Only the odds ratio is identified from an unmatched case-control sample. Risk differences and risk ratios require the source-population prevalence q0 and a case-control-weighted estimator:

Code
contrast(fit, type = "difference")
#> Error in `contrast()`:
#> ! The risk difference is not identified from an unmatched case-control sample without the source-population prevalence q0.
#> ℹ Report the conditional odds ratio with `type = "or"`.
#> ℹ For a marginal risk difference / ratio, supply `prevalence =` on the design and use a case-control-weighted estimator (e.g. `estimator = "ccw_gformula"`).

Covered combinations

Legend. ✅ truth-pinned in tests · ⛔ rejected with an informative error.

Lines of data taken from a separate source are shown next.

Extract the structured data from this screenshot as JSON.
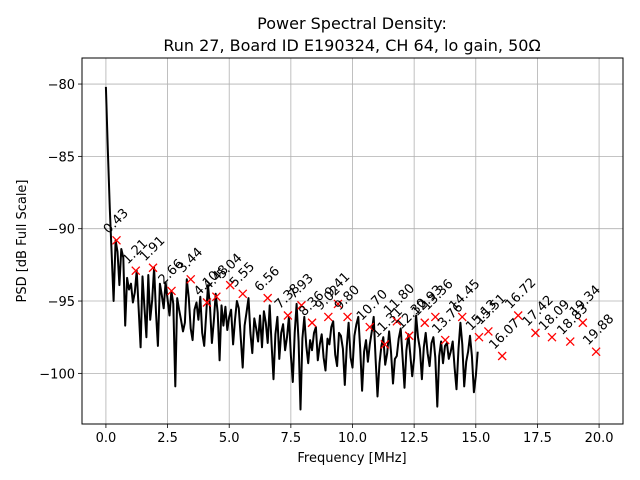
{
  "chart_data": {
    "type": "line",
    "title": "Power Spectral Density:",
    "subtitle": "Run 27, Board ID E190324, CH 64, lo gain, 50Ω",
    "xlabel": "Frequency [MHz]",
    "ylabel": "PSD [dB Full Scale]",
    "xlim": [
      -0.97,
      20.97
    ],
    "ylim": [
      -103.5,
      -78.2
    ],
    "grid": true,
    "xticks": [
      0.0,
      2.5,
      5.0,
      7.5,
      10.0,
      12.5,
      15.0,
      17.5,
      20.0
    ],
    "xtick_labels": [
      "0.0",
      "2.5",
      "5.0",
      "7.5",
      "10.0",
      "12.5",
      "15.0",
      "17.5",
      "20.0"
    ],
    "yticks": [
      -80,
      -85,
      -90,
      -95,
      -100
    ],
    "ytick_labels": [
      "−80",
      "−85",
      "−90",
      "−95",
      "−100"
    ],
    "series": [
      {
        "name": "PSD",
        "color": "#000000",
        "x_start": 0.0,
        "x_step": 0.078125,
        "values": [
          -80.2,
          -84.5,
          -88.6,
          -91.8,
          -95.0,
          -90.8,
          -91.6,
          -93.9,
          -91.4,
          -92.0,
          -96.7,
          -93.4,
          -94.2,
          -93.8,
          -95.1,
          -94.4,
          -92.9,
          -95.6,
          -98.2,
          -93.3,
          -95.4,
          -97.5,
          -93.2,
          -96.3,
          -94.9,
          -92.7,
          -95.8,
          -98.1,
          -93.8,
          -94.6,
          -95.5,
          -93.7,
          -94.9,
          -96.0,
          -94.3,
          -95.2,
          -100.9,
          -94.8,
          -95.6,
          -96.3,
          -97.1,
          -96.5,
          -93.5,
          -94.8,
          -96.9,
          -97.7,
          -95.6,
          -95.1,
          -96.3,
          -94.7,
          -97.2,
          -98.1,
          -96.0,
          -93.9,
          -95.3,
          -97.9,
          -96.4,
          -94.5,
          -95.8,
          -99.1,
          -95.3,
          -96.7,
          -95.4,
          -97.0,
          -96.1,
          -95.6,
          -98.0,
          -96.3,
          -95.0,
          -95.5,
          -97.6,
          -99.6,
          -96.7,
          -95.8,
          -94.8,
          -97.2,
          -98.6,
          -96.2,
          -96.9,
          -97.8,
          -96.0,
          -98.2,
          -95.7,
          -96.5,
          -97.9,
          -95.3,
          -98.0,
          -100.4,
          -97.3,
          -96.1,
          -99.0,
          -97.2,
          -96.6,
          -98.4,
          -97.5,
          -96.1,
          -98.8,
          -100.6,
          -97.2,
          -95.2,
          -97.8,
          -102.5,
          -97.6,
          -96.1,
          -98.1,
          -99.3,
          -97.7,
          -98.4,
          -97.2,
          -96.8,
          -99.1,
          -98.0,
          -97.3,
          -98.9,
          -99.8,
          -97.6,
          -98.0,
          -96.8,
          -96.4,
          -98.7,
          -99.5,
          -97.2,
          -97.4,
          -98.3,
          -100.8,
          -98.2,
          -96.5,
          -98.9,
          -99.6,
          -97.4,
          -96.6,
          -96.1,
          -98.3,
          -101.2,
          -98.5,
          -97.7,
          -99.2,
          -98.0,
          -97.1,
          -96.1,
          -99.0,
          -101.6,
          -99.3,
          -98.1,
          -97.5,
          -99.4,
          -98.6,
          -97.1,
          -98.5,
          -100.7,
          -99.0,
          -98.8,
          -97.6,
          -96.9,
          -98.9,
          -101.0,
          -98.4,
          -97.3,
          -98.7,
          -100.2,
          -99.0,
          -96.0,
          -97.5,
          -98.3,
          -100.4,
          -98.2,
          -97.2,
          -98.6,
          -99.5,
          -97.9,
          -97.5,
          -98.9,
          -102.3,
          -98.8,
          -97.8,
          -99.3,
          -98.1,
          -97.9,
          -99.0,
          -98.5,
          -97.8,
          -99.6,
          -101.1,
          -98.3,
          -96.5,
          -98.0,
          -100.9,
          -99.2,
          -98.5,
          -97.4,
          -98.8,
          -101.3,
          -100.2,
          -98.5
        ]
      }
    ],
    "peaks": {
      "marker": "x",
      "color": "#ff0000",
      "points": [
        {
          "x": 0.43,
          "y": -90.8,
          "label": "0.43"
        },
        {
          "x": 1.21,
          "y": -92.9,
          "label": "1.21"
        },
        {
          "x": 1.91,
          "y": -92.7,
          "label": "1.91"
        },
        {
          "x": 2.66,
          "y": -94.3,
          "label": "2.66"
        },
        {
          "x": 3.44,
          "y": -93.5,
          "label": "3.44"
        },
        {
          "x": 4.1,
          "y": -95.1,
          "label": "4.10"
        },
        {
          "x": 4.48,
          "y": -94.7,
          "label": "4.48"
        },
        {
          "x": 5.04,
          "y": -93.9,
          "label": "5.04"
        },
        {
          "x": 5.55,
          "y": -94.5,
          "label": "5.55"
        },
        {
          "x": 6.56,
          "y": -94.8,
          "label": "6.56"
        },
        {
          "x": 7.38,
          "y": -96.0,
          "label": "7.38"
        },
        {
          "x": 7.93,
          "y": -95.3,
          "label": "7.93"
        },
        {
          "x": 8.36,
          "y": -96.5,
          "label": "8.36"
        },
        {
          "x": 9.02,
          "y": -96.1,
          "label": "9.02"
        },
        {
          "x": 9.41,
          "y": -95.2,
          "label": "9.41"
        },
        {
          "x": 9.8,
          "y": -96.1,
          "label": "9.80"
        },
        {
          "x": 10.7,
          "y": -96.8,
          "label": "10.70"
        },
        {
          "x": 11.31,
          "y": -98.0,
          "label": "11.31"
        },
        {
          "x": 11.8,
          "y": -96.4,
          "label": "11.80"
        },
        {
          "x": 12.3,
          "y": -97.4,
          "label": "12.30"
        },
        {
          "x": 12.93,
          "y": -96.5,
          "label": "12.93"
        },
        {
          "x": 13.36,
          "y": -96.1,
          "label": "13.36"
        },
        {
          "x": 13.76,
          "y": -97.7,
          "label": "13.76"
        },
        {
          "x": 14.45,
          "y": -96.1,
          "label": "14.45"
        },
        {
          "x": 15.13,
          "y": -97.5,
          "label": "15.13"
        },
        {
          "x": 15.51,
          "y": -97.1,
          "label": "15.51"
        },
        {
          "x": 16.07,
          "y": -98.8,
          "label": "16.07"
        },
        {
          "x": 16.72,
          "y": -96.0,
          "label": "16.72"
        },
        {
          "x": 17.42,
          "y": -97.2,
          "label": "17.42"
        },
        {
          "x": 18.09,
          "y": -97.5,
          "label": "18.09"
        },
        {
          "x": 18.83,
          "y": -97.8,
          "label": "18.83"
        },
        {
          "x": 19.34,
          "y": -96.5,
          "label": "19.34"
        },
        {
          "x": 19.88,
          "y": -98.5,
          "label": "19.88"
        }
      ]
    }
  }
}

Exposure Estimator Estimand Variance Status
Binary logistic conditional OR model / sandwich
Continuous logistic per-unit OR model / sandwich
Categorical (k>2) logistic per-level OR model / sandwich
Ordinal score logistic per-step trend OR model / sandwich
Any (GAM-adjusted) logistic + model_fn conditional OR model
Binary mh Mantel-Haenszel OR Robins-Breslow-Greenland
Ordered factor logistic ⛔ use a numeric score
Categorical / continuous mh ⛔ use logistic
Any logistic / mh RD / RR ⛔ need q0

See FEATURE_COVERAGE_MATRIX.md for the authoritative status of every combination.

References

Breslow NE, Day NE (1980). Statistical Methods in Cancer Research, Volume 1: The Analysis of Case-Control Studies. IARC.

Prentice RL, Pyke R (1979). Logistic disease incidence models and case-control studies. Biometrika 66(3):403-411.

Robins J, Breslow N, Greenland S (1986). Estimators of the Mantel-Haenszel variance consistent in both sparse data and large-strata limiting models. Biometrics 42(2):311-323.